Aldo Bañuelos, Leonel Villafranca and David Juarez, majoring in computer science, mechanical engineering and chemical engineering, respectively, will graduate in May 2019. The proactive trio attended the expo to look for internships, a subject that a number of the recruiters seemed eager to discuss with students.

Juanita Baldwin, recruitment and internship coordinator for TECQ, spoke with students about the Mickey Leland Environmental Internship Program, now in its 25th year.

“During these 25 years, we have placed a couple thousand undergraduate and graduate student in paid, full-time summer internships,” Baldwin said. “These are in Austin at our central office or in one of our 60 regional offices throughout the state. Our primary focus is STEM majors, but I turn no major away.”

Several of the recruiters, among them Esteban Maldonado with Dallas Fire-Rescue, said one of the first questions asked by students is, “What does this job pay?”

Maldonado caught some attention when he told students the starting pay at Dallas Fire-Rescue, while attending the academy, is $50,000.

The U.S. Navy and the U.S. Army were at side-by-side tables, fielding questions from students.

Naval Lt. Cmdr. Michael Rauen, the recruiting division officer for South Texas, talked to students about a number of programs for students to finish their degrees or continue their educations while being paid as a commissioned officer.

The director of the UTRGV Career Center, Juan Rodriguez-Nieto, said he was very pleased with outcome of the Fall Career Expo and the large number of attendees – at last count, more than 300.

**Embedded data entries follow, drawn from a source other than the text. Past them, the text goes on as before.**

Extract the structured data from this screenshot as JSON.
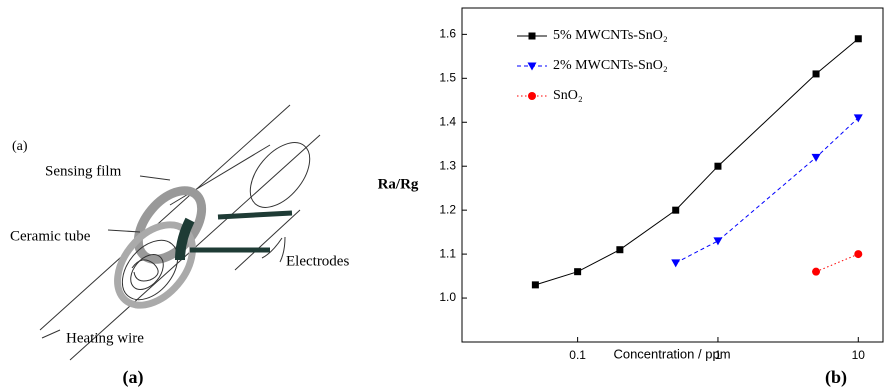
{
  "diagram": {
    "panel_label": "(a)",
    "labels": [
      "Sensing film",
      "Ceramic tube",
      "Electrodes",
      "Heating wire"
    ]
  },
  "captions": [
    "(a)",
    "(b)"
  ],
  "chart_data": {
    "type": "line",
    "y_label": "Ra/Rg",
    "x_label": "Concentration / ppm",
    "xscale": "log",
    "xlim": [
      0.015,
      15
    ],
    "xticks": [
      0.1,
      1,
      10
    ],
    "ylim": [
      0.9,
      1.66
    ],
    "yticks": [
      {
        "value": 1,
        "label": "1.0"
      },
      1.1,
      1.2,
      1.3,
      1.4,
      1.5,
      1.6
    ],
    "legend": "top-left",
    "series": [
      {
        "name": "5% MWCNTs-SnO₂",
        "color": "#000000",
        "marker": "square",
        "dash": "solid",
        "x": [
          0.05,
          0.1,
          0.2,
          0.5,
          1,
          5,
          10
        ],
        "values": [
          1.03,
          1.06,
          1.11,
          1.2,
          1.3,
          1.51,
          1.59
        ]
      },
      {
        "name": "2% MWCNTs-SnO₂",
        "color": "#0000ff",
        "marker": "triangle-down",
        "dash": "dashed",
        "x": [
          0.5,
          1,
          5,
          10
        ],
        "values": [
          1.08,
          1.13,
          1.32,
          1.41
        ]
      },
      {
        "name": "SnO₂",
        "color": "#ff0000",
        "marker": "circle",
        "dash": "dotted",
        "x": [
          5,
          10
        ],
        "values": [
          1.06,
          1.1
        ]
      }
    ]
  }
}
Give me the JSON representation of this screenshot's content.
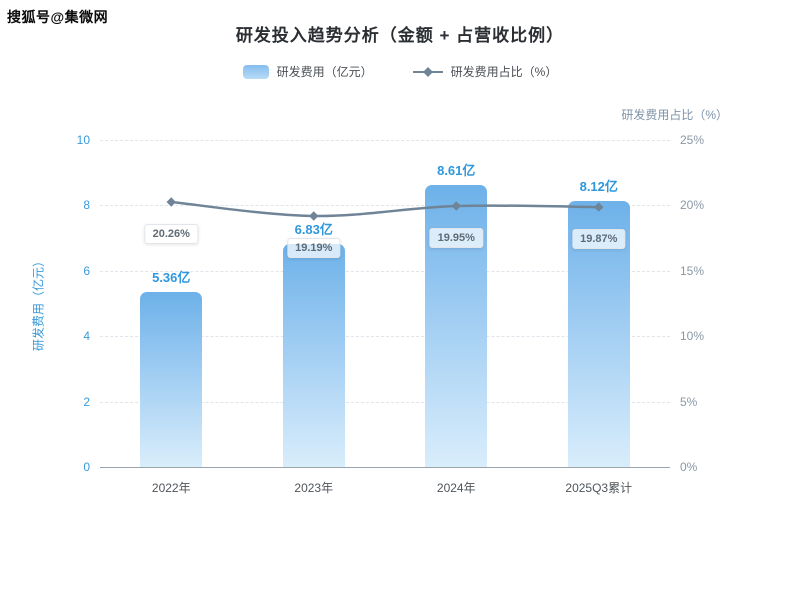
{
  "watermark": "搜狐号@集微网",
  "title": "研发投入趋势分析（金额 + 占营收比例）",
  "chart_data": {
    "type": "bar+line",
    "categories": [
      "2022年",
      "2023年",
      "2024年",
      "2025Q3累计"
    ],
    "series": [
      {
        "name": "研发费用（亿元）",
        "type": "bar",
        "axis": "left",
        "values": [
          5.36,
          6.83,
          8.61,
          8.12
        ],
        "labels": [
          "5.36亿",
          "6.83亿",
          "8.61亿",
          "8.12亿"
        ]
      },
      {
        "name": "研发费用占比（%）",
        "type": "line",
        "axis": "right",
        "values": [
          20.26,
          19.19,
          19.95,
          19.87
        ],
        "labels": [
          "20.26%",
          "19.19%",
          "19.95%",
          "19.87%"
        ]
      }
    ],
    "left_axis": {
      "title": "研发费用（亿元）",
      "min": 0,
      "max": 10,
      "ticks": [
        "0",
        "2",
        "4",
        "6",
        "8",
        "10"
      ]
    },
    "right_axis": {
      "title": "研发费用占比（%）",
      "min": 0,
      "max": 25,
      "ticks": [
        "0%",
        "5%",
        "10%",
        "15%",
        "20%",
        "25%"
      ]
    },
    "grid": "horizontal dashed",
    "legend_position": "top",
    "colors": {
      "bar_top": "#6db1e9",
      "bar_bottom": "#d9edfb",
      "line": "#6f8496",
      "bar_label": "#2f97dc",
      "left_axis_text": "#3a9ad9",
      "right_axis_text": "#8a98a5"
    }
  }
}
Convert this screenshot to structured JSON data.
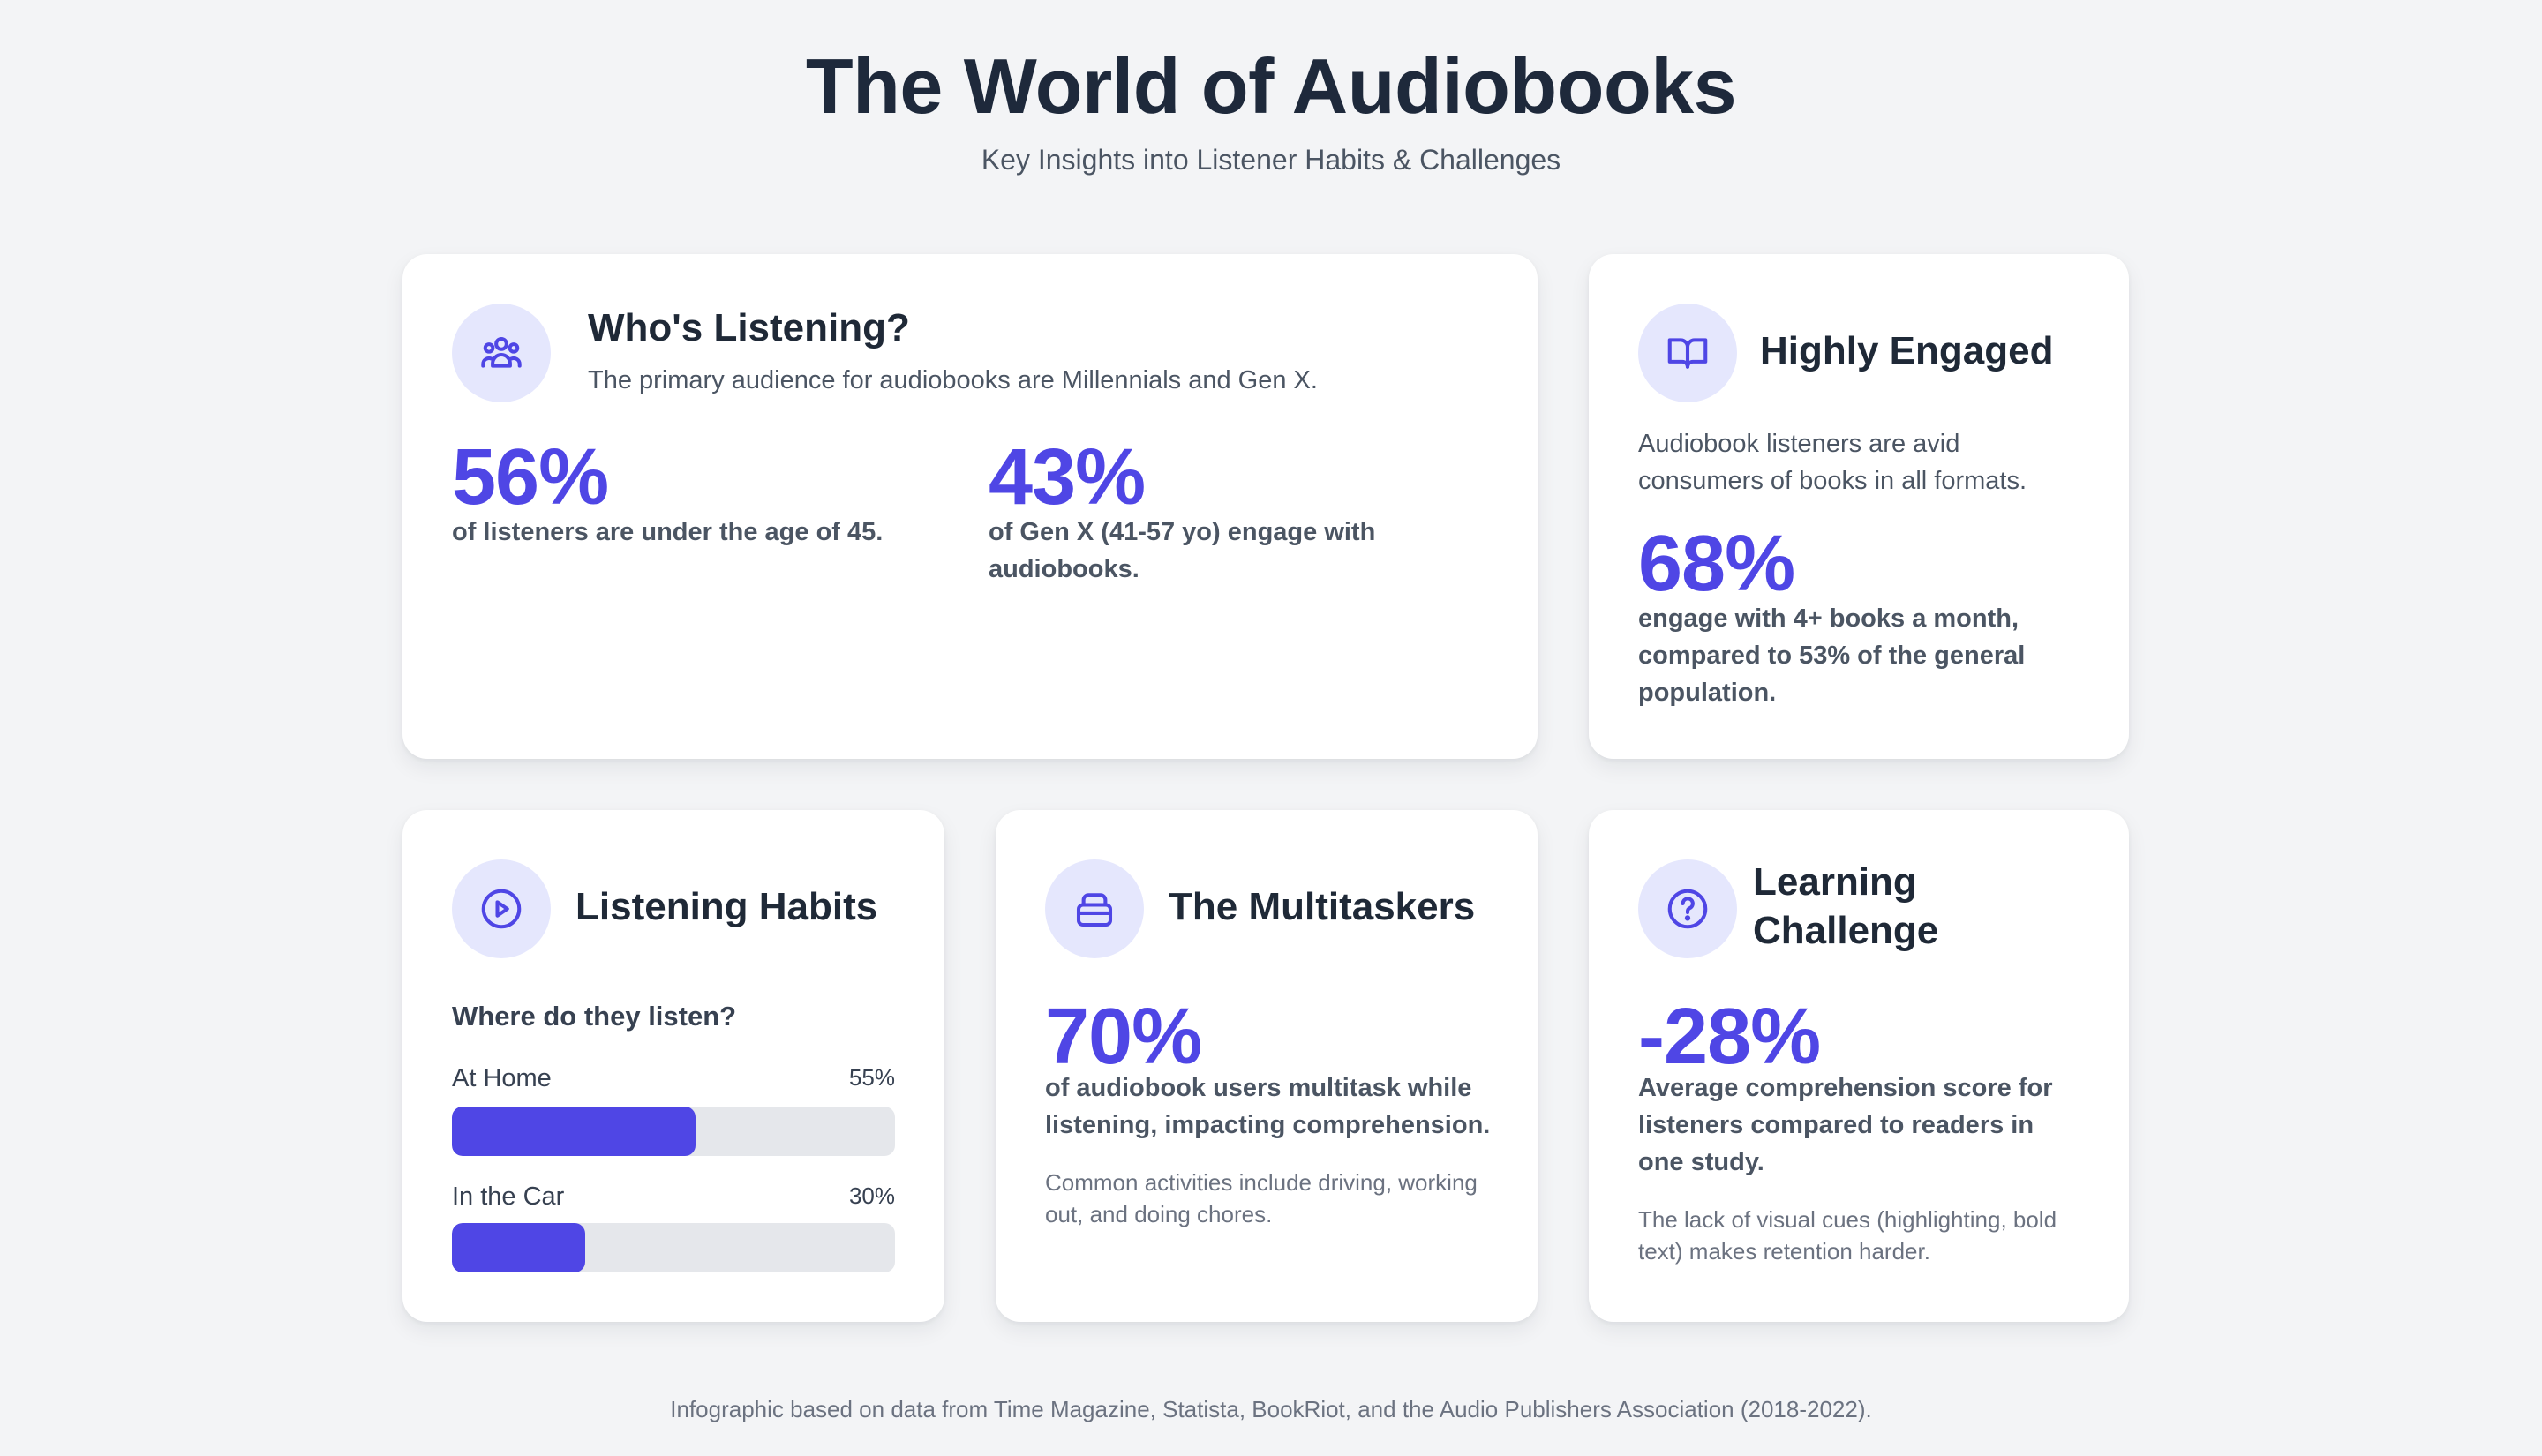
{
  "header": {
    "title": "The World of Audiobooks",
    "subtitle": "Key Insights into Listener Habits & Challenges"
  },
  "whos_listening": {
    "icon": "users-icon",
    "title": "Who's Listening?",
    "description": "The primary audience for audiobooks are Millennials and Gen X.",
    "stat1": {
      "value": "56%",
      "text": "of listeners are under the age of 45."
    },
    "stat2": {
      "value": "43%",
      "text": "of Gen X (41-57 yo) engage with audiobooks."
    }
  },
  "highly_engaged": {
    "icon": "book-open-icon",
    "title": "Highly Engaged",
    "description": "Audiobook listeners are avid consumers of books in all formats.",
    "stat": {
      "value": "68%",
      "text": "engage with 4+ books a month, compared to 53% of the general population."
    }
  },
  "listening_habits": {
    "icon": "play-circle-icon",
    "title": "Listening Habits",
    "question": "Where do they listen?",
    "bars": [
      {
        "label": "At Home",
        "percent_label": "55%",
        "value": 55
      },
      {
        "label": "In the Car",
        "percent_label": "30%",
        "value": 30
      }
    ]
  },
  "multitaskers": {
    "icon": "briefcase-icon",
    "title": "The Multitaskers",
    "stat": {
      "value": "70%",
      "text": "of audiobook users multitask while listening, impacting comprehension."
    },
    "note": "Common activities include driving, working out, and doing chores."
  },
  "learning_challenge": {
    "icon": "question-circle-icon",
    "title": "Learning Challenge",
    "stat": {
      "value": "-28%",
      "text": "Average comprehension score for listeners compared to readers in one study."
    },
    "note": "The lack of visual cues (highlighting, bold text) makes retention harder."
  },
  "footer": {
    "text": "Infographic based on data from Time Magazine, Statista, BookRiot, and the Audio Publishers Association (2018-2022)."
  },
  "colors": {
    "accent": "#4f46e5",
    "icon_bg": "#e5e7fd",
    "track": "#e5e7eb",
    "background": "#f3f4f6"
  }
}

“Our responsibility is to provide assistance to undergraduates, graduate students and alumni with the latest in career information,” Rodriguez-Nieto said. “One way we help is to arrange opportunities for one-on-one connections with recruiters, such as at this Career Expo. These human resources representatives make the effort to attend because they are aware of the excellent reputation of UTRGV’s talented, often bilingual, students.”

The HESTEC Fall Career Expo will continue at the UTRGV Edinburg Campus from 10 a.m. to 3 p.m. on Friday, Oct. 7, in the Fieldhouse.